Dans moins de huit mois, la Cat (Convention d’aménagement et de transformation) signée entre la République du Congo et la société chinoise Congo Dejia wood industriy (C.d.w.i) pour une durée de quinze ans arrive à échéance, en août 2022. Le C.a.d (Centre d’actions pour le développement) s’est intéressé à la situation de cette société d’exploitation forestière et attire l’attention des pouvoirs publics sur le fait qu’elle n’a toujours pas honoré ses obligations légales et conventionnelles.
Dans un communiqué de presse publié le 20 décembre 2021, le C.a.d indique que la convention d’aménagement et de transformation signée en 2007 entre la République du Congo et la société chinoise Dejia va arriver à expiration en août prochain. Quatorze ans après sa signature, le plan d’aménagement de l’Unité forestière Kellé-Mbomo, dans le Département de la Cuvette-Ouest, n’a toujours pas été validé par le Ministère de l’économie forestière. Elle ne dispose pas non plus d’un certificat de conformité environnementale, une pièce administrative délivrée par le Ministère en charge de l’environnement, après validation du rapport d’études sur l’impact environnemental et social. Un projet de cette étude existe, mais n’a pas encore été validé.
En 2020, la société Dejia a fait l’objet d’une mise en demeure qui n’a pas permis d’atteindre la conformité environnementale. Aucune évaluation n’a été faite à l’expiration de celle-ci. D’où la pertinente question de savoir pourquoi la mise en demeure a été levée, alors que l’étude d’impact environnemental et social n’est pas validée?
Dans un rapport de mission publié en mars 2020, qui couvre la période de septembre 2018 à décembre 2019, l’Observateur indépendant des forêts (O.i-Flegt) souligne la persistance des pratiques illégales qui se caractérisent par «l’emploi de manœuvres frauduleuses pour se soustraire au paiement des taxes (149 du code forestier) et l’exécution partielle des obligations conventionnelles contenues dans le cahier des charges particulier (articles 155 et 156 du code forestier) qui, normalement, prenaient fin en 2012».

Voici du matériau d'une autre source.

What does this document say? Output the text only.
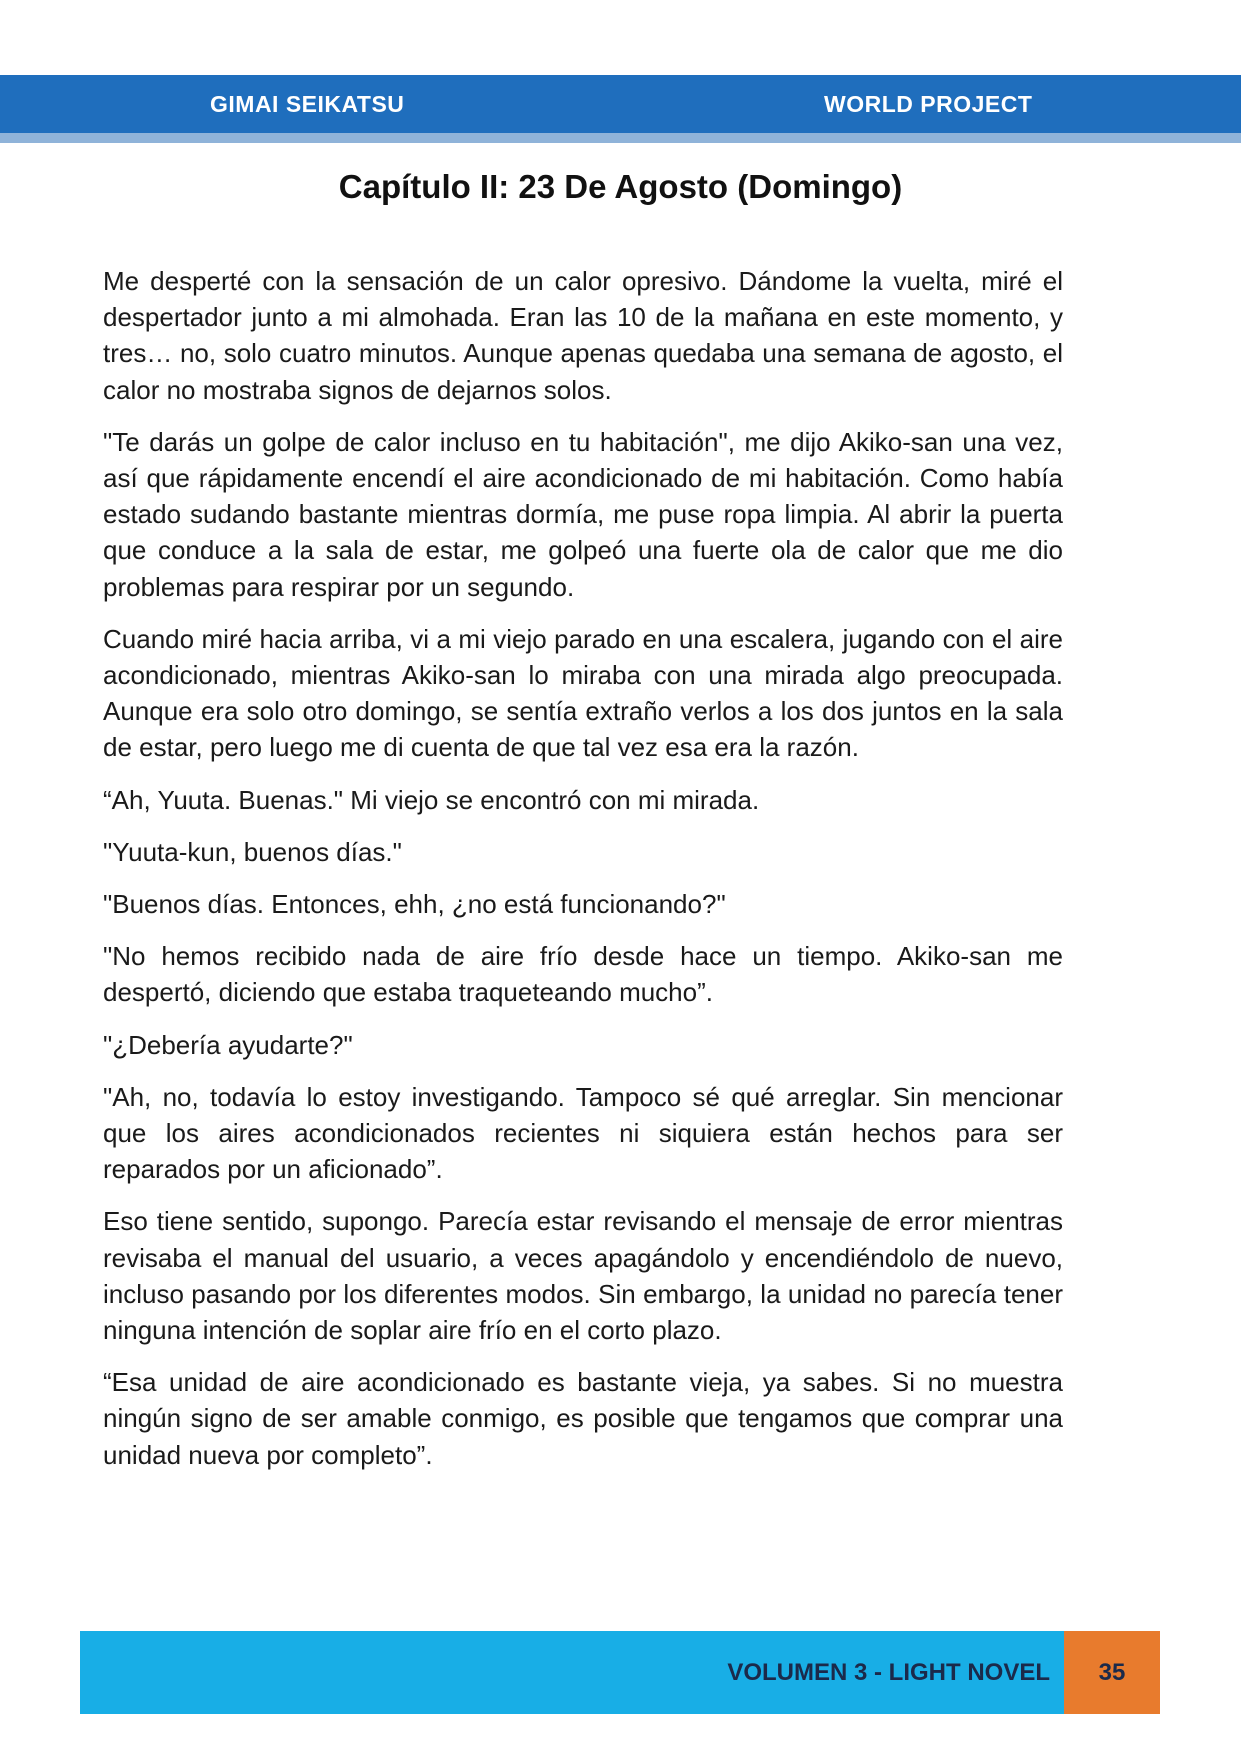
GIMAI SEIKATSU	WORLD PROJECT
Capítulo II: 23 De Agosto (Domingo)

Me desperté con la sensación de un calor opresivo. Dándome la vuelta, miré el despertador junto a mi almohada. Eran las 10 de la mañana en este momento, y tres… no, solo cuatro minutos. Aunque apenas quedaba una semana de agosto, el calor no mostraba signos de dejarnos solos.

"Te darás un golpe de calor incluso en tu habitación", me dijo Akiko-san una vez, así que rápidamente encendí el aire acondicionado de mi habitación. Como había estado sudando bastante mientras dormía, me puse ropa limpia. Al abrir la puerta que conduce a la sala de estar, me golpeó una fuerte ola de calor que me dio problemas para respirar por un segundo.

Cuando miré hacia arriba, vi a mi viejo parado en una escalera, jugando con el aire acondicionado, mientras Akiko-san lo miraba con una mirada algo preocupada. Aunque era solo otro domingo, se sentía extraño verlos a los dos juntos en la sala de estar, pero luego me di cuenta de que tal vez esa era la razón.

“Ah, Yuuta. Buenas." Mi viejo se encontró con mi mirada.

"Yuuta-kun, buenos días."

"Buenos días. Entonces, ehh, ¿no está funcionando?"

"No hemos recibido nada de aire frío desde hace un tiempo. Akiko-san me despertó, diciendo que estaba traqueteando mucho”.

"¿Debería ayudarte?"

"Ah, no, todavía lo estoy investigando. Tampoco sé qué arreglar. Sin mencionar que los aires acondicionados recientes ni siquiera están hechos para ser reparados por un aficionado”.

Eso tiene sentido, supongo. Parecía estar revisando el mensaje de error mientras revisaba el manual del usuario, a veces apagándolo y encendiéndolo de nuevo, incluso pasando por los diferentes modos. Sin embargo, la unidad no parecía tener ninguna intención de soplar aire frío en el corto plazo.

“Esa unidad de aire acondicionado es bastante vieja, ya sabes. Si no muestra ningún signo de ser amable conmigo, es posible que tengamos que comprar una unidad nueva por completo”.

VOLUMEN 3 - LIGHT NOVEL	35
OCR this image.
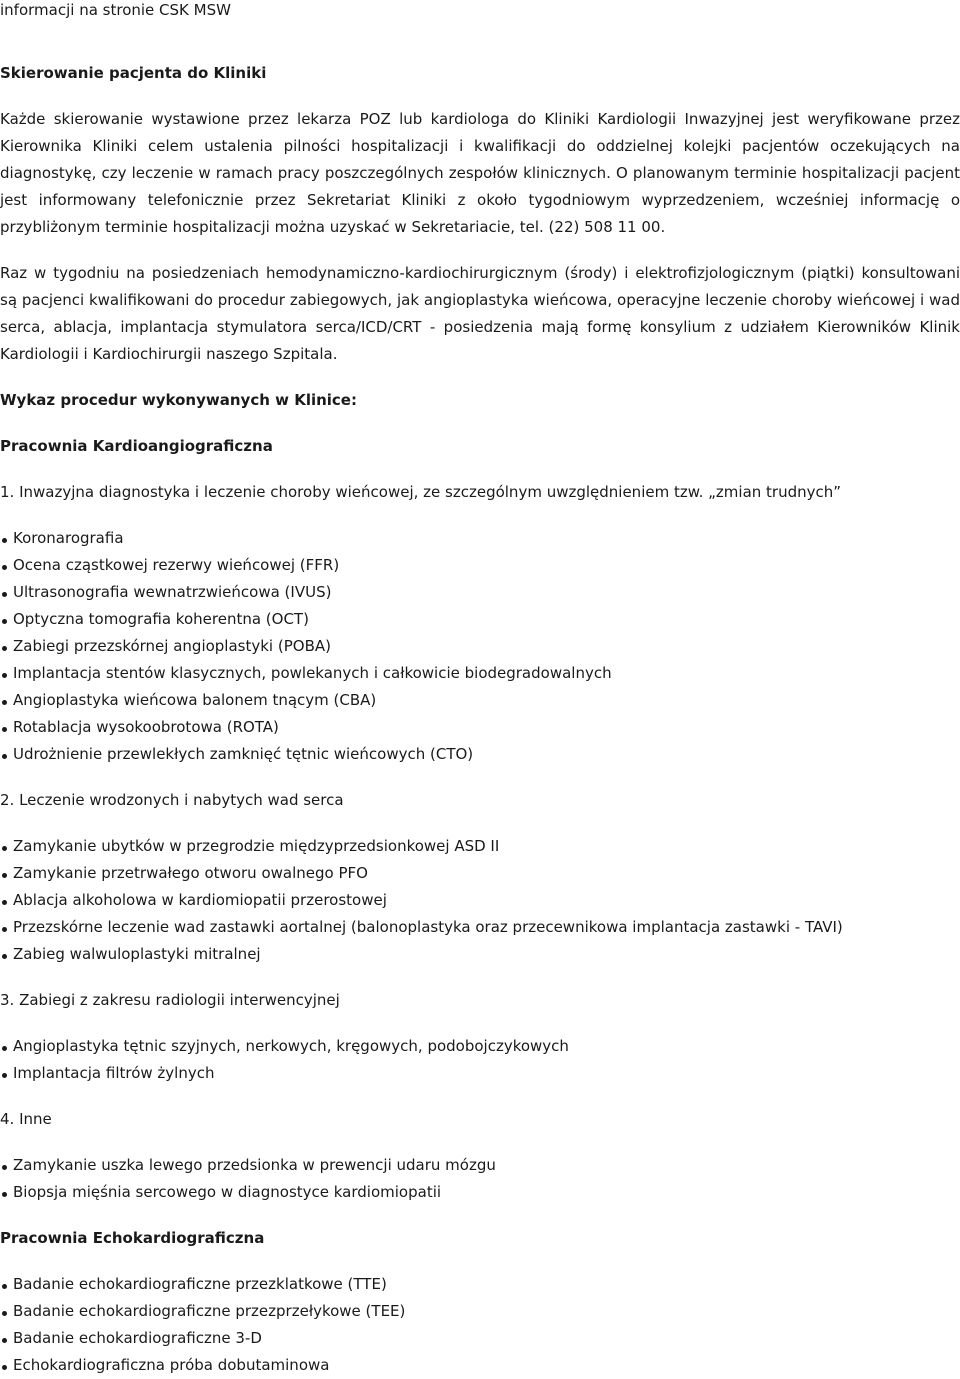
informacji na stronie CSK MSW

Skierowanie pacjenta do Kliniki

Każde skierowanie wystawione przez lekarza POZ lub kardiologa do Kliniki Kardiologii Inwazyjnej jest weryfikowane przez Kierownika Kliniki celem ustalenia pilności hospitalizacji i kwalifikacji do oddzielnej kolejki pacjentów oczekujących na diagnostykę, czy leczenie w ramach pracy poszczególnych zespołów klinicznych. O planowanym terminie hospitalizacji pacjent jest informowany telefonicznie przez Sekretariat Kliniki z około tygodniowym wyprzedzeniem, wcześniej informację o przybliżonym terminie hospitalizacji można uzyskać w Sekretariacie, tel. (22) 508 11 00.

Raz w tygodniu na posiedzeniach hemodynamiczno-kardiochirurgicznym (środy) i elektrofizjologicznym (piątki) konsultowani są pacjenci kwalifikowani do procedur zabiegowych, jak angioplastyka wieńcowa, operacyjne leczenie choroby wieńcowej i wad serca, ablacja, implantacja stymulatora serca/ICD/CRT - posiedzenia mają formę konsylium z udziałem Kierowników Klinik Kardiologii i Kardiochirurgii naszego Szpitala.

Wykaz procedur wykonywanych w Klinice:
Pracownia Kardioangiograficzna

1. Inwazyjna diagnostyka i leczenie choroby wieńcowej, ze szczególnym uwzględnieniem tzw. „zmian trudnych”

Koronarografia
Ocena cząstkowej rezerwy wieńcowej (FFR)
Ultrasonografia wewnatrzwieńcowa (IVUS)
Optyczna tomografia koherentna (OCT)
Zabiegi przezskórnej angioplastyki (POBA)
Implantacja stentów klasycznych, powlekanych i całkowicie biodegradowalnych
Angioplastyka wieńcowa balonem tnącym (CBA)
Rotablacja wysokoobrotowa (ROTA)
Udrożnienie przewlekłych zamknięć tętnic wieńcowych (CTO)

2. Leczenie wrodzonych i nabytych wad serca

Zamykanie ubytków w przegrodzie międzyprzedsionkowej ASD II
Zamykanie przetrwałego otworu owalnego PFO
Ablacja alkoholowa w kardiomiopatii przerostowej
Przezskórne leczenie wad zastawki aortalnej (balonoplastyka oraz przecewnikowa implantacja zastawki - TAVI)
Zabieg walwuloplastyki mitralnej

3. Zabiegi z zakresu radiologii interwencyjnej

Angioplastyka tętnic szyjnych, nerkowych, kręgowych, podobojczykowych
Implantacja filtrów żylnych

4. Inne

Zamykanie uszka lewego przedsionka w prewencji udaru mózgu
Biopsja mięśnia sercowego w diagnostyce kardiomiopatii
Pracownia Echokardiograficzna
Badanie echokardiograficzne przezklatkowe (TTE)
Badanie echokardiograficzne przezprzełykowe (TEE)
Badanie echokardiograficzne 3-D
Echokardiograficzna próba dobutaminowa
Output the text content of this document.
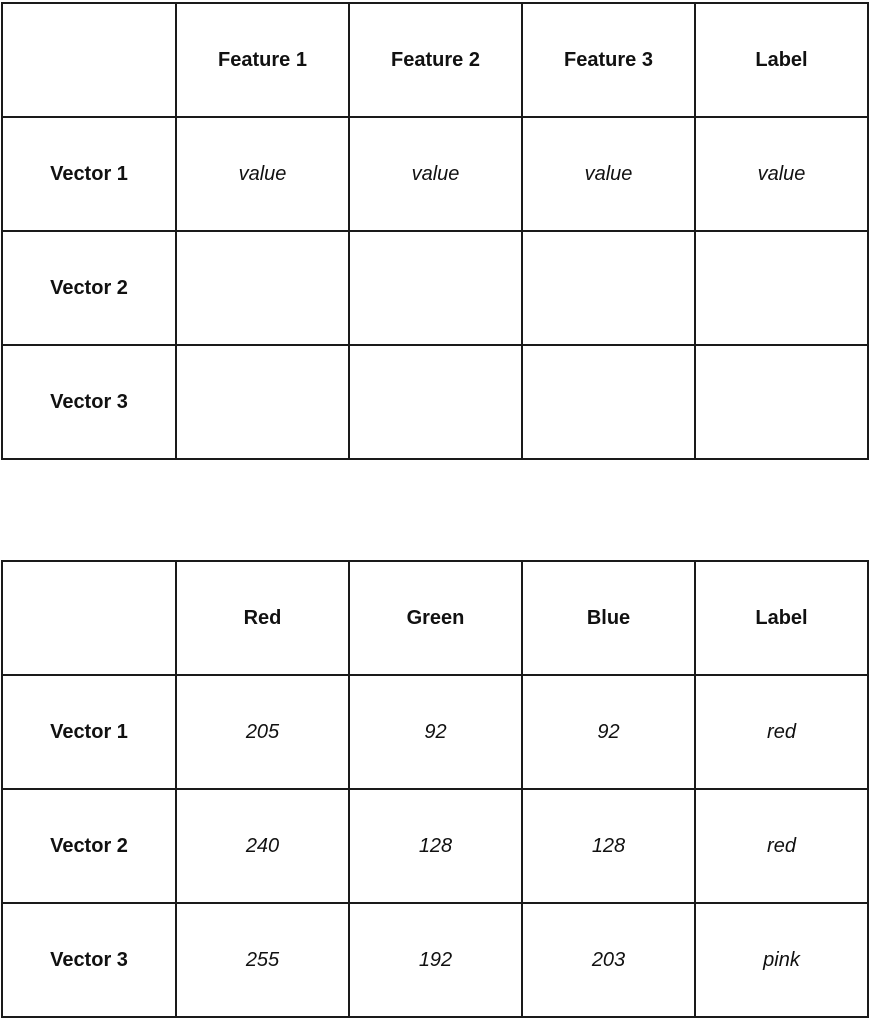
	Feature 1	Feature 2	Feature 3	Label
Vector 1	value	value	value	value
Vector 2				
Vector 3				
	Red	Green	Blue	Label
Vector 1	205	92	92	red
Vector 2	240	128	128	red
Vector 3	255	192	203	pink
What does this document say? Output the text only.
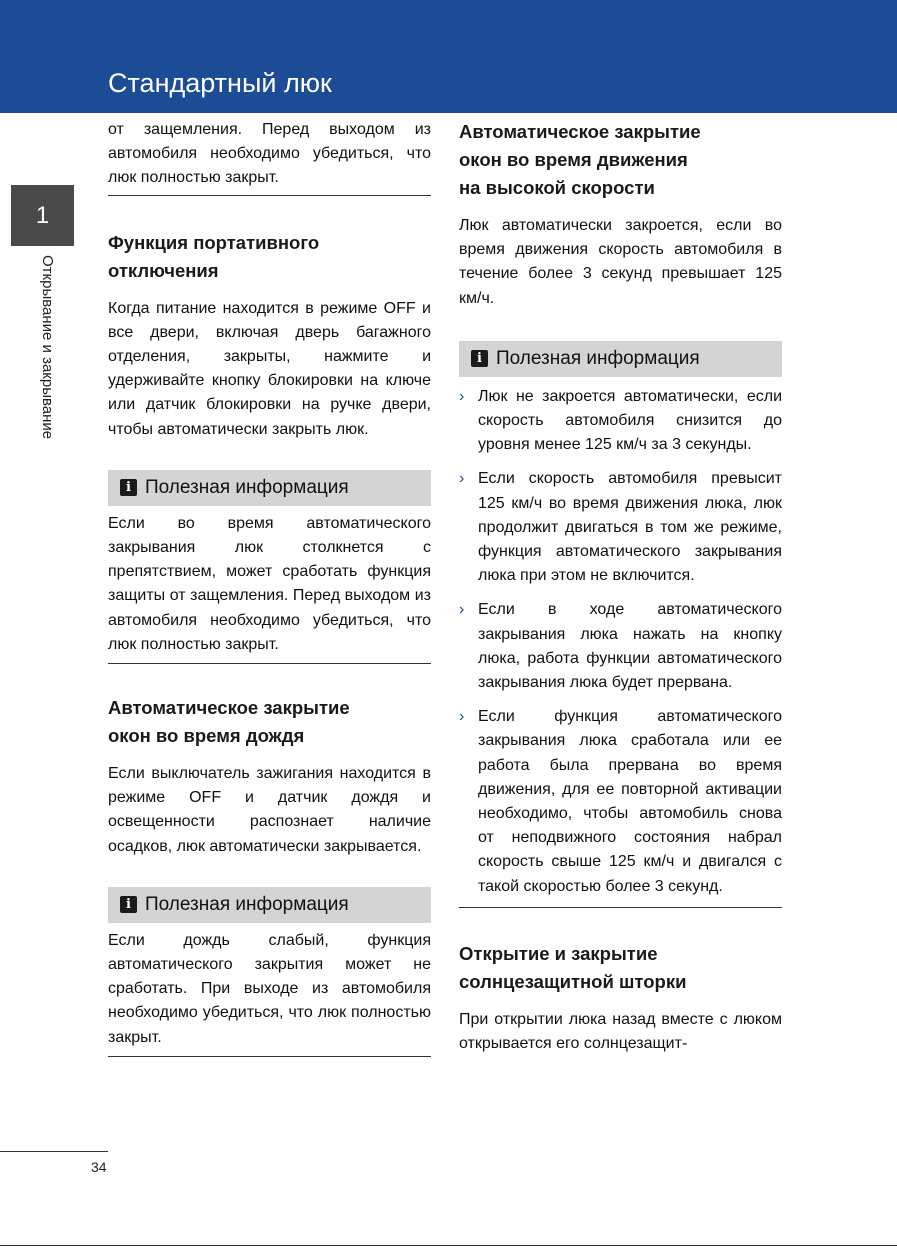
Стандартный люк
1
Открывание и закрывание

от защемления. Перед выходом из автомобиля необходимо убедиться, что люк полностью закрыт.

Функция портативного
отключения

Когда питание находится в режиме OFF и все двери, включая дверь багажного отделения, закрыты, нажмите и удерживайте кнопку блокировки на ключе или датчик блокировки на ручке двери, чтобы автоматически закрыть люк.

i Полезная информация

Если во время автоматического закрывания люк столкнется с препятствием, может сработать функция защиты от защемления. Перед выходом из автомобиля необходимо убедиться, что люк полностью закрыт.

Автоматическое закрытие
окон во время дождя

Если выключатель зажигания находится в режиме OFF и датчик дождя и освещенности распознает наличие осадков, люк автоматически закрывается.

i Полезная информация

Если дождь слабый, функция автоматического закрытия может не сработать. При выходе из автомобиля необходимо убедиться, что люк полностью закрыт.

Автоматическое закрытие
окон во время движения
на высокой скорости

Люк автоматически закроется, если во время движения скорость автомобиля в течение более 3 секунд превышает 125 км/ч.

i Полезная информация
› Люк не закроется автоматически, если скорость автомобиля снизится до уровня менее 125 км/ч за 3 секунды.
› Если скорость автомобиля превысит 125 км/ч во время движения люка, люк продолжит двигаться в том же режиме, функция автоматического закрывания люка при этом не включится.
› Если в ходе автоматического закрывания люка нажать на кнопку люка, работа функции автоматического закрывания люка будет прервана.
› Если функция автоматического закрывания люка сработала или ее работа была прервана во время движения, для ее повторной активации необходимо, чтобы автомобиль снова от неподвижного состояния набрал скорость свыше 125 км/ч и двигался с такой скоростью более 3 секунд.
Открытие и закрытие
солнцезащитной шторки

При открытии люка назад вместе с люком открывается его солнцезащит-

34
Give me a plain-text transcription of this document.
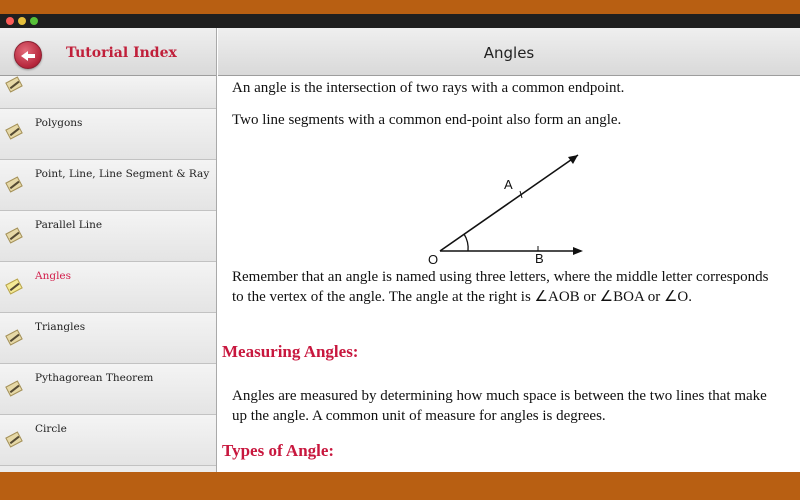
Tutorial Index
Polygons
Point, Line, Line Segment & Ray
Parallel Line
Angles
Triangles
Pythagorean Theorem
Circle
Angles

An angle is the intersection of two rays with a common endpoint.

Two line segments with a common end-point also form an angle.

A
O	B

Remember that an angle is named using three letters, where the middle letter corresponds to the vertex of the angle. The angle at the right is ∠AOB or ∠BOA or ∠O.

Measuring Angles:

Angles are measured by determining how much space is between the two lines that make up the angle. A common unit of measure for angles is degrees.

Types of Angle:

Par ailleurs, le défaut de publicité de la convention auprès des communautés locales fait qu’elles ne soient pas informées de son existence. Ce qui limite toute expression communautaire et rend peu probable une éventuelle reddition de comptes. Ce constat découle d’une série d’entretiens réalisés avec des communautés entre les 21 et le 25 novembre 2021, par un délégué du C.a.d.
Dans ce même rapport de 2020, l’observatoire note également une régression dans le paiement des taxes. Cette régression est de l’ordre de 87% en 2018, contre 66% en 2019.
Par ailleurs, le C.a.d a constaté que depuis 2020, les taxes forestières ne sont plus du tout payées. Certaines sociétés opérant au Congo, parmi lesquelles Dejia, ont été exonérées en compensation de travaux de construction de routes forestières dont la qualité est très discutable. Quelques agents des travaux publics questionnés doutent de la durabilité de ces routes et estiment qu’une évaluation serait nécessaire pour s’assurer que l’Etat congolais n’en sorte pas perdant.
Par ailleurs, en raison des pratiques illégales de la société Dejia, le Ministère de l’économie forestière a ouvert, en janvier 2020, un contentieux contre elle ayant débouché sur une amende forfaitaire de 150.452.768 F. Cfa, en contrepartie de l’annulation de toute poursuite judiciaire. Cette transaction financière n’a pas été honorée jusqu’à ce jour.
Au regard de ce qui précède, le C.a.d recommande aux autorités compétentes de suspendre toutes les activités de la société Dejia, jusqu’à nouvel ordre et tant que toutes les exigences légales et administratives qui lui incombent ne seront pas remplies.